Die Wilhelmstraße repräsentiert in Verlauf und Bausubstanz die Entwicklung Viersens als einer rasch wachsenden Stadt in der zweiten Hälfte des 19. Jahrhunderts. Städtebaulich gesehen sind die geraden Straßenzüge beiderseits der Hauptstraße mit ihrer großen Zahl historistischer Bauten ein wesentliches Charakteristikum Viersens. Grundlage hierfür ist der Stadtbauplan von 1858/60, auf den auch die Wilhelmstraße zurückgeht. Anhand der erhaltenen zeitgenössischen Pläne entsteht die Bebauung der Straße im wesentlichen in den 1870er Jahren. Ein Großteil dieser Bauten ist heute noch erhalten und verleiht der Straße ein sehr anschauliches historisches Gepräge.

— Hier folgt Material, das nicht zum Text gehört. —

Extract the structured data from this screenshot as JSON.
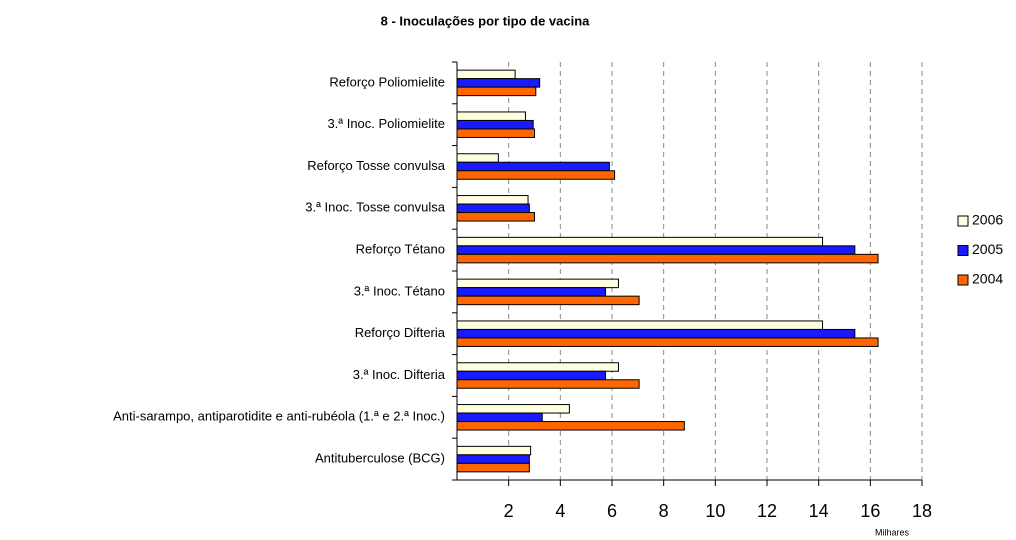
{
  "chart_data": {
    "type": "hbar",
    "title": "8 - Inoculações por tipo de vacina",
    "x_label": "Milhares",
    "categories": [
      "Reforço Poliomielite",
      "3.ª Inoc. Poliomielite",
      "Reforço Tosse convulsa",
      "3.ª Inoc. Tosse convulsa",
      "Reforço Tétano",
      "3.ª Inoc. Tétano",
      "Reforço Difteria",
      "3.ª Inoc. Difteria",
      "Anti-sarampo, antiparotidite e anti-rubéola (1.ª e 2.ª Inoc.)",
      "Antituberculose (BCG)"
    ],
    "series": [
      {
        "name": "2006",
        "color": "#ffffe0",
        "values": [
          2.25,
          2.65,
          1.6,
          2.75,
          14.15,
          6.25,
          14.15,
          6.25,
          4.35,
          2.85
        ]
      },
      {
        "name": "2005",
        "color": "#1a1aff",
        "values": [
          3.2,
          2.95,
          5.9,
          2.8,
          15.4,
          5.75,
          15.4,
          5.75,
          3.3,
          2.8
        ]
      },
      {
        "name": "2004",
        "color": "#ff6600",
        "values": [
          3.05,
          3.0,
          6.1,
          3.0,
          16.3,
          7.05,
          16.3,
          7.05,
          8.8,
          2.8
        ]
      }
    ],
    "xlim": [
      0,
      18
    ],
    "xticks": [
      2,
      4,
      6,
      8,
      10,
      12,
      14,
      16,
      18
    ],
    "grid": true,
    "legend": "right"
  }
}
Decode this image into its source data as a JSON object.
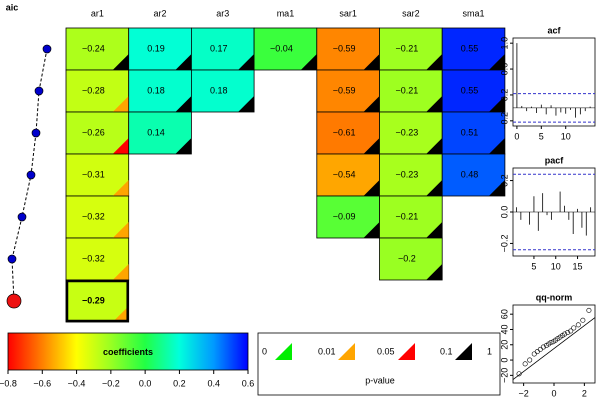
{
  "chart_data": [
    {
      "type": "heatmap",
      "columns": [
        "ar1",
        "ar2",
        "ar3",
        "ma1",
        "sar1",
        "sar2",
        "sma1"
      ],
      "values": [
        [
          -0.24,
          0.19,
          0.17,
          -0.04,
          -0.59,
          -0.21,
          0.55
        ],
        [
          -0.28,
          0.18,
          0.18,
          null,
          -0.59,
          -0.21,
          0.55
        ],
        [
          -0.26,
          0.14,
          null,
          null,
          -0.61,
          -0.23,
          0.51
        ],
        [
          -0.31,
          null,
          null,
          null,
          -0.54,
          -0.23,
          0.48
        ],
        [
          -0.32,
          null,
          null,
          null,
          -0.09,
          -0.21,
          null
        ],
        [
          -0.32,
          null,
          null,
          null,
          null,
          -0.2,
          null
        ],
        [
          -0.29,
          null,
          null,
          null,
          null,
          null,
          null
        ]
      ],
      "value_labels": [
        [
          "−0.24",
          "0.19",
          "0.17",
          "−0.04",
          "−0.59",
          "−0.21",
          "0.55"
        ],
        [
          "−0.28",
          "0.18",
          "0.18",
          null,
          "−0.59",
          "−0.21",
          "0.55"
        ],
        [
          "−0.26",
          "0.14",
          null,
          null,
          "−0.61",
          "−0.23",
          "0.51"
        ],
        [
          "−0.31",
          null,
          null,
          null,
          "−0.54",
          "−0.23",
          "0.48"
        ],
        [
          "−0.32",
          null,
          null,
          null,
          "−0.09",
          "−0.21",
          null
        ],
        [
          "−0.32",
          null,
          null,
          null,
          null,
          "−0.2",
          null
        ],
        [
          "−0.29",
          null,
          null,
          null,
          null,
          null,
          null
        ]
      ],
      "pvalue_class": [
        [
          3,
          3,
          3,
          3,
          3,
          3,
          3
        ],
        [
          1,
          3,
          3,
          null,
          3,
          3,
          3
        ],
        [
          2,
          3,
          null,
          null,
          3,
          3,
          3
        ],
        [
          1,
          null,
          null,
          null,
          3,
          3,
          3
        ],
        [
          1,
          null,
          null,
          null,
          3,
          3,
          null
        ],
        [
          1,
          null,
          null,
          null,
          null,
          3,
          null
        ],
        [
          1,
          null,
          null,
          null,
          null,
          null,
          null
        ]
      ],
      "highlight": [
        6,
        0
      ]
    },
    {
      "type": "dot-line",
      "title": "aic",
      "values": [
        45,
        37,
        34,
        29,
        20,
        10,
        12
      ],
      "xlim": [
        0,
        50
      ],
      "highlight": 6,
      "color": "#0000cc",
      "highlight_color": "#ee1111"
    },
    {
      "type": "colorbar",
      "label": "coefficients",
      "xlim": [
        -0.8,
        0.6
      ],
      "xticks": [
        {
          "value": -0.8,
          "label": "−0.8"
        },
        {
          "value": -0.6,
          "label": "−0.6"
        },
        {
          "value": -0.4,
          "label": "−0.4"
        },
        {
          "value": -0.2,
          "label": "−0.2"
        },
        {
          "value": 0,
          "label": "0.0"
        },
        {
          "value": 0.2,
          "label": "0.2"
        },
        {
          "value": 0.4,
          "label": "0.4"
        },
        {
          "value": 0.6,
          "label": "0.6"
        }
      ],
      "stops": [
        [
          -0.8,
          "#ff0000"
        ],
        [
          -0.6,
          "#ff8000"
        ],
        [
          -0.4,
          "#ffff00"
        ],
        [
          -0.2,
          "#99ff22"
        ],
        [
          0,
          "#22ff44"
        ],
        [
          0.2,
          "#00ffdd"
        ],
        [
          0.4,
          "#0099ff"
        ],
        [
          0.6,
          "#0000ff"
        ]
      ]
    },
    {
      "type": "pvalue-legend",
      "title": "p-value",
      "breaks": [
        0,
        0.01,
        0.05,
        0.1,
        1
      ],
      "colors": [
        "#00ee00",
        "#ffa500",
        "#ff0000",
        "#000000"
      ]
    },
    {
      "type": "acf",
      "title": "acf",
      "x": [
        0,
        1,
        2,
        3,
        4,
        5,
        6,
        7,
        8,
        9,
        10,
        11,
        12,
        13,
        14,
        15
      ],
      "values": [
        1,
        0.03,
        -0.05,
        0.02,
        -0.08,
        0.05,
        -0.1,
        0.04,
        -0.12,
        -0.07,
        -0.09,
        -0.03,
        -0.15,
        -0.1,
        -0.05,
        0.02
      ],
      "xlim": [
        -0.8,
        16
      ],
      "xticks": [
        0,
        5,
        10
      ],
      "ylim": [
        -0.28,
        1.08
      ],
      "yticks": [
        {
          "value": -0.2,
          "label": "−0.2"
        },
        {
          "value": 0.2,
          "label": "0.2"
        },
        {
          "value": 0.6,
          "label": "0.6"
        },
        {
          "value": 1.0,
          "label": "1.0"
        }
      ],
      "conf": 0.22
    },
    {
      "type": "acf",
      "title": "pacf",
      "x": [
        1,
        2,
        3,
        4,
        5,
        6,
        7,
        8,
        9,
        10,
        11,
        12,
        13,
        14,
        15,
        16,
        17,
        18
      ],
      "values": [
        0.03,
        -0.05,
        0.0,
        -0.08,
        0.1,
        -0.12,
        0.12,
        -0.02,
        -0.05,
        0.0,
        0.13,
        0.04,
        -0.05,
        -0.14,
        0.02,
        -0.1,
        -0.15,
        0.03
      ],
      "xlim": [
        0.2,
        19
      ],
      "xticks": [
        5,
        10,
        15
      ],
      "ylim": [
        -0.28,
        0.28
      ],
      "yticks": [
        {
          "value": -0.2,
          "label": "−0.2"
        },
        {
          "value": 0,
          "label": "0.0"
        },
        {
          "value": 0.2,
          "label": "0.2"
        }
      ],
      "conf": 0.24
    },
    {
      "type": "qq",
      "title": "qq-norm",
      "x": [
        -2.3,
        -1.9,
        -1.6,
        -1.3,
        -1.1,
        -0.9,
        -0.7,
        -0.5,
        -0.35,
        -0.2,
        -0.05,
        0.1,
        0.25,
        0.4,
        0.55,
        0.7,
        0.9,
        1.1,
        1.3,
        1.6,
        1.9,
        2.3
      ],
      "y": [
        -18,
        -5,
        0,
        8,
        11,
        14,
        17,
        19,
        21,
        23,
        24,
        26,
        28,
        30,
        32,
        34,
        36,
        38,
        42,
        46,
        52,
        65
      ],
      "xlim": [
        -2.7,
        2.7
      ],
      "ylim": [
        -30,
        72
      ],
      "xticks": [
        {
          "value": -2,
          "label": "−2"
        },
        0,
        2
      ],
      "yticks": [
        {
          "value": -20,
          "label": "−20"
        },
        0,
        20,
        40,
        60
      ],
      "qqline": [
        15,
        15
      ]
    }
  ]
}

Als gut erhaltenes Zeugnis dieser Wachstumsphase der Stadt, errichtet für den hierbei entscheidend beteiligten Bauunternehmer Hansen, ist das Haus Wilhelmstraße 14 bedeutend für Viersen.

Da es sich um ein gut erhaltenes Zeugnis gehobener städtischer Wohnhausarchitektur der 1870er Jahre handelt, mit einer aufwendigen Fassadengestaltung und typischen, wenn auch nicht allzu aufwendigen Ausstattungselementen innen, besteht an der Erhaltung und Nutzung aus wissenschaftlichen, insbesondere architekturgeschichtlichen Gründen ein öffentliches Interesse. Hinzu kommen orts- und sozialgeschichtliche, da das Haus als ursprüngliches Gebäude an der Wilhelmstraße deren geschichtliche, zentral mit der Stadtentwicklung Viersens verknüpfte Ursprünge zeigt und zudem für einen der wichtigen Bauunternehmer der Stadt errichtet wird. Schließlich liegen auch städtebauliche Gründe vor, da das Gebäude Wilhelmstraße 14 prägender Bestandteil des historischen Straßenraumes der Wilhelmstraße ist.

Da somit die Voraussetzungen des § 2 (1) des Denkmalschutzgesetzes NW erfüllt sind, handelt es sich um ein Baudenkmal.